Certamente le guerre ci sono sempre state, anche nella nostra Europa continentale, dalla Jugoslavia fino all’Ucraina, ma perché ci appare così accettabile da non comprendere che l’unico modo per vincerla è “non giocarci”?

Questo ci porta all’origine della guerra: un tema che la stessa psicologia si è spesso limitata solo a sfiorare. La guerra è una realtà che fa parte dell’uomo o qualche cosa che ha incontrato nella sua evoluzione? Si tratta di un dibattito aperto nel mondo scientifico e storico.

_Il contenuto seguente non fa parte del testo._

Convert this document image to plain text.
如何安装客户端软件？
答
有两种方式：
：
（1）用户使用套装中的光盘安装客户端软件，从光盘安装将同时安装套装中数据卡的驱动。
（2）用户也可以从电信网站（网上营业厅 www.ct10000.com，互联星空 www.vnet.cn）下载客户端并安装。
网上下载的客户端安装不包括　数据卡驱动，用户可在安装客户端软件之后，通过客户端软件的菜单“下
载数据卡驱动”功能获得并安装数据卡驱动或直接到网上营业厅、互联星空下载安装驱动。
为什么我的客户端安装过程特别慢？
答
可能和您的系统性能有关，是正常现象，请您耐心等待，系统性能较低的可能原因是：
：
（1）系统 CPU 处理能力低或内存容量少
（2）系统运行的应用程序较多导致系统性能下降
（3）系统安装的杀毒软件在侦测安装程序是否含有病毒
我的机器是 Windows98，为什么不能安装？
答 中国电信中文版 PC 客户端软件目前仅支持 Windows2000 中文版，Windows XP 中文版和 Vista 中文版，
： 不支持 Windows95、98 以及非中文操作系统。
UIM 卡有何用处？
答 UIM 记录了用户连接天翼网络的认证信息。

Tutti ricordiamo l’inizio del film “2001, odissea nello spazio” nel quale un nostro lontano parente, afferrato un grosso osso, lo usa per colpire i suoi nemici, quelli che gli contendono lo scarso cibo.

Ma non è la datazione della prima guerra, aspetto molto dibattuto oggi dagli antropologi, che ci interessa. Bensì il fatto che la consideriamo più normale del computer di WarGames, che pensiamo che una guerra si possa vincere con un numero “accettabile” di vittime.

Hanno ragione Freud e Lorenz che ritengono che l’uomo sia incline alla distruttività e alla guerra perché spinto da pulsioni istintuali? O tutto è riducibile a un problema genetico che porterebbe molti uomini ad essere egoisti e, quindi, dimentichi di essere membri di una comunità e che solo nel benessere di tutti può veramente realizzarsi il proprio? Questo ci porterebbe a quello che Freud identifica come l’evoluto principio della realtà.

Ritengo sia un tema su cui interrogarci. Domandarci se per l’uomo sia “inevitabile” essere incline a essere aggressivo e a risolvere le vertenze internazionali con le guerre, fino al punto di considerare normale la guerra e di sentirsi disturbato dalle notizie che provengono “dal fronte”.

Molte domande alle quali le intelligenze di un paese sono chiamate, assieme, a dare una risposta.

Noi psicologi, insieme agli altri professionisti, abbiamo il dovere di esserci.